Florindo Rubbettino

Florindo Rubbettino, 41 anni, comproprietario dell’omonima casa editrice, è stato uno studente della Scuola di Liberalismo, in anni ormai lontani. “Ho partecipato, come allievo, a due scuole – ricorda -: quella del 1993 e quella del 1995. Ma confesso che la seconda volta seguii poche lezioni”.

Quando conobbe la Scuola di Liberalismo?

Mi sono iscritto alla Scuola quando frequentavo il secondo anno di università. alla Luiss, facoltà di Scienze politiche; e lì avevo già incontrato un nucleo importante di liberali, come Dario Antiseri, Lorenzo Infantino, Antonio Martino. La mia prima formazione liberale proveniva dalla frequentazione delle lezioni del primo anno.

Poi arrivò anche la Scuola…

Sì, in facoltà vidi una locandina della Scuola, e decisi di iscrivermi. Quello che mi colpì fu la molteplicità degli argomenti trattati. Uno spettro veramente ampio, che andava dalla filosofia all’arte. Sgarbi, ricordo, parlava di arte e libertà.

Che cosa le piacque del corso?

La libertà di pensiero. Forse fu questo l’insegnamento più importante: i liberali, appresi, non erano monolitici. Non avevano una visione integrale e totalizzante delle cose. Esprimevano idee plurali e, spesso, in competizione tra loro. Questo ammaestramento mi è stato utile quando ho intrapreso l’attività editoriale. Credo che un editore debba accogliere idee plurali.

Adesso è il nostro padrone di casa. Le lezioni della Scuola romana, infatti, si svolgono nella sede della Rubbettino.

Sì, a distanza di tempo sono diventato padrone di casa, è vero. Qualche tempo fa partecipai anche ad una lezione inaugurale. Morbelli fu molto amabile e mi invitò a parlare.

Cosa direbbe ad uno studente di oggi?

Gli consiglierei di iscriversi alla Scuola di Liberalismo: sarebbe un investimento importante per il suo futuro. Gli porterebbe un arricchimento personale e culturale. Anche perché il pensiero liberale è ancora poco conosciuto. Purtroppo.” (intervista di Saro Freni)

Patrizia Tumbarello (dirigente del Fondo Monetario).

Patrizia Tumbarello, ex allieva della Scuola di Liberalismo, lavora oggi al Fondo monetario internazionale. È capo unità all’estero del dipartimento asiatico (Asia e isole del Pacifico).

Come si avvicinò alla Scuola di Liberalismo?

Studiavo Scienze politiche: la Scuola era coerente con il mio percorso di studi. Ero assetata di sapere. Seguivo tanti corsi per arricchire il mio bagaglio culturale. Quello che mi affascinò, in particolare, fu il fatto che Enrico Morbelli puntò sui giovani: fu la sua grande intuizione. È un’esigenza ancora attuale, mi sembra: l’Italia fa fatica ad avere una classe dirigente giovane.

Fu questo che la colpì maggiormente…

Sì, e poi anche il fatto che c’era un panel prestigioso. Inoltre, venivano proposte molte esperienze all’estero.

C’è una lezione che le è rimasta impressa in modo particolare?

Sì, quella di Antonio Martino. Ci disse che “essere liberale oggi significa saper essere conservatore, quando si tratta di difendere libertà già acquisite, e radicale, quando si tratta di conquistare spazi di libertà ancora negati. Reazionario per recuperare libertà che sono andate smarrite, rivoluzionario quando la conquista della libertà non lascia spazio ad altrettante alternative. E progressista sempre, perché senza libertà non c’è progresso”. L’ha scritto anche nel suo blog.

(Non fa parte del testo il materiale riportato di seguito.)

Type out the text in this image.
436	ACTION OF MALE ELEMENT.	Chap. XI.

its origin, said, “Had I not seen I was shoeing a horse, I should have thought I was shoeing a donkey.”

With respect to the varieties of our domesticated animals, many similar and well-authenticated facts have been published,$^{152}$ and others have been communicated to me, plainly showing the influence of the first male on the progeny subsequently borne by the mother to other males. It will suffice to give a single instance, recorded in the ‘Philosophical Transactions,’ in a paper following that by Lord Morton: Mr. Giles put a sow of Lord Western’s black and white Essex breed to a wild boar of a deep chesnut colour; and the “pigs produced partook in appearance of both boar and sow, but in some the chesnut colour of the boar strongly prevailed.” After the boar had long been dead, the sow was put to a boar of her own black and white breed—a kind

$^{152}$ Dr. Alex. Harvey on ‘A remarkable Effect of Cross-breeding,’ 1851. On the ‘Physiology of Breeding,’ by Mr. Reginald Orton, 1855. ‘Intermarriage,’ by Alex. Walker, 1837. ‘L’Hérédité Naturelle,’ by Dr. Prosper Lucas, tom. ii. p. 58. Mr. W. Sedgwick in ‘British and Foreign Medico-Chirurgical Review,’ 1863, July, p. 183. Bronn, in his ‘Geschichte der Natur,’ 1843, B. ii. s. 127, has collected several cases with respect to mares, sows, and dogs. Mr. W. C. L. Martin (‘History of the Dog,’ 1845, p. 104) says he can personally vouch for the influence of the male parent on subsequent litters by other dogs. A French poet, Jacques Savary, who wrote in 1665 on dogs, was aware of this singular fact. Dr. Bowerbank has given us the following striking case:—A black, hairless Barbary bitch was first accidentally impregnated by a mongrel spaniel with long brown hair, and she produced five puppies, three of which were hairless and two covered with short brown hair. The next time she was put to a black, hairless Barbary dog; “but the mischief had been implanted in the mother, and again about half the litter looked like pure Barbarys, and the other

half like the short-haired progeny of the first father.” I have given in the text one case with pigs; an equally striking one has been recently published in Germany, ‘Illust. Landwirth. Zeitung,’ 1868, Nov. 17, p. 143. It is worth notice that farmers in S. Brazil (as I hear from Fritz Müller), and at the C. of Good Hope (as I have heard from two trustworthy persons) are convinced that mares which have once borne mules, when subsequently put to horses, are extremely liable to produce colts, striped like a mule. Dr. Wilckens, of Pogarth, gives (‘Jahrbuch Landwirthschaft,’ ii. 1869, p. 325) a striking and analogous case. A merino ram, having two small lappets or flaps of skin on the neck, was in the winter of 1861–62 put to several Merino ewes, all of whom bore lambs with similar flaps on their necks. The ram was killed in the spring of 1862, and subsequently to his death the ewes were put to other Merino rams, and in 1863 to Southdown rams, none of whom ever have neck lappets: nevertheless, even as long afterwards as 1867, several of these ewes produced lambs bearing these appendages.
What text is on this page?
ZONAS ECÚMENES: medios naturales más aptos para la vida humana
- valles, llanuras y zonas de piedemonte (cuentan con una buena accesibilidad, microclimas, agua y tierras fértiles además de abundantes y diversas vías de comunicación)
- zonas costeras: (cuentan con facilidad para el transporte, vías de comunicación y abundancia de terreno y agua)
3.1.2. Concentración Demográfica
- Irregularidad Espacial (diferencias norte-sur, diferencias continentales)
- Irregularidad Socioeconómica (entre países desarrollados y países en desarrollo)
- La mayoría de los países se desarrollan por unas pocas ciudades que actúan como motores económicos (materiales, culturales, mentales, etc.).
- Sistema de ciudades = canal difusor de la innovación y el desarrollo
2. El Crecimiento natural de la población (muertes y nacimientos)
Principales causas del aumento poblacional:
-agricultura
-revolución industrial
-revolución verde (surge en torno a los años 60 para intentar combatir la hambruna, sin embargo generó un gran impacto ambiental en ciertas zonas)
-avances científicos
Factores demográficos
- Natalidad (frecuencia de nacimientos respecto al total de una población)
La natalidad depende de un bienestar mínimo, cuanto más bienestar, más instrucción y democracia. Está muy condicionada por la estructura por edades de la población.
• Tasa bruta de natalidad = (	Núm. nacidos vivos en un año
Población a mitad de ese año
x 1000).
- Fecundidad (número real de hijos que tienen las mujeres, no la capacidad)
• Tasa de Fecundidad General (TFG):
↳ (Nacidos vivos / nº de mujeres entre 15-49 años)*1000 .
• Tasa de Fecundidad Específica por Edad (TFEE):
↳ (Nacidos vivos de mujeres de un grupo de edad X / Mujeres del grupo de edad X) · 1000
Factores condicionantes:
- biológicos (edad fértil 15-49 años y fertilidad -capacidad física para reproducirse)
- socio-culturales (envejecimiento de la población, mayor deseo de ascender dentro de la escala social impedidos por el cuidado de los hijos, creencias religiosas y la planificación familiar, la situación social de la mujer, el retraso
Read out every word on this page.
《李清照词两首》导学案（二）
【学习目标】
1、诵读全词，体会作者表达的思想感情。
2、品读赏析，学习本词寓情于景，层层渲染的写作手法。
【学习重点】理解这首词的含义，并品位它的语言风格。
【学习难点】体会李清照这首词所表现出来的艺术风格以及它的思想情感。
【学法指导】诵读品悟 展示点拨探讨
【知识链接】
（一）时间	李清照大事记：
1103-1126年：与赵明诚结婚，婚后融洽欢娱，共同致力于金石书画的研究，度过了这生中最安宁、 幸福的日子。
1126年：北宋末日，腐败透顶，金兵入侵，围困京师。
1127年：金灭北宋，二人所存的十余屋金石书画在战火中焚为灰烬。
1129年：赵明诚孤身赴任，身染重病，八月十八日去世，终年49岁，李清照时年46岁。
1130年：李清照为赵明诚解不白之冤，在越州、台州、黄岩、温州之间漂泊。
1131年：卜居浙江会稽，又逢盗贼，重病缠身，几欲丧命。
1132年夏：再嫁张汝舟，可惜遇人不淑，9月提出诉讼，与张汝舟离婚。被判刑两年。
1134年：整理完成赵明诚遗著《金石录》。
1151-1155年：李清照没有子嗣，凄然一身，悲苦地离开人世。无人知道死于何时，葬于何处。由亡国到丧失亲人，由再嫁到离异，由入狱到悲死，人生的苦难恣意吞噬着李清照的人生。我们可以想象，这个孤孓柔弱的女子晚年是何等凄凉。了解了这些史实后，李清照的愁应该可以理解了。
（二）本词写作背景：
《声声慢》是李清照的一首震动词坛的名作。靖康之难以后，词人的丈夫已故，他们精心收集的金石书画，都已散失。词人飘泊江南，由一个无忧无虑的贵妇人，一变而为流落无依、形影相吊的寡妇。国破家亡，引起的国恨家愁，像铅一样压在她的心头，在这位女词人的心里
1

Non sono concetti fuori moda; anzi, sono ancor più importanti oggi, alla luce del processo di globalizzazione. Certo, la strada è ancora in salita.

Lei partecipò anche ai seminari estivi…

Sì. Uno era in Ungheria, all’indomani della caduta del Muro di Berlino. C’era un sentimento di speranza, tra i giovani dell’Est; una gran voglia di confrontarsi. Fu un’esperienza lirica, da un punto di vista umano. Gli altri seminari si tennero in Francia, ad Aix-en-Provence. Anche lì c’erano molti giovani che venivano dall’Est Europa: dalla Romania, dalla Russia. Un seminario era sulla previdenza sociale. Avevo appena terminato il mio master a Torino, nel quale Elsa Fornero ci spiegò la flex security.

Che cosa le ha insegnato la Scuola?

Mi ha fatto capire l’importanza del dialogo, degli studi comparati, del confronto tra punti di vista diversi, tra differenti impostazioni. Poi sono partita, ho studiato ad Harvard; ma la Scuola ha sempre rappresentato un pilastro della mia vita, anche dal punto di vista umano.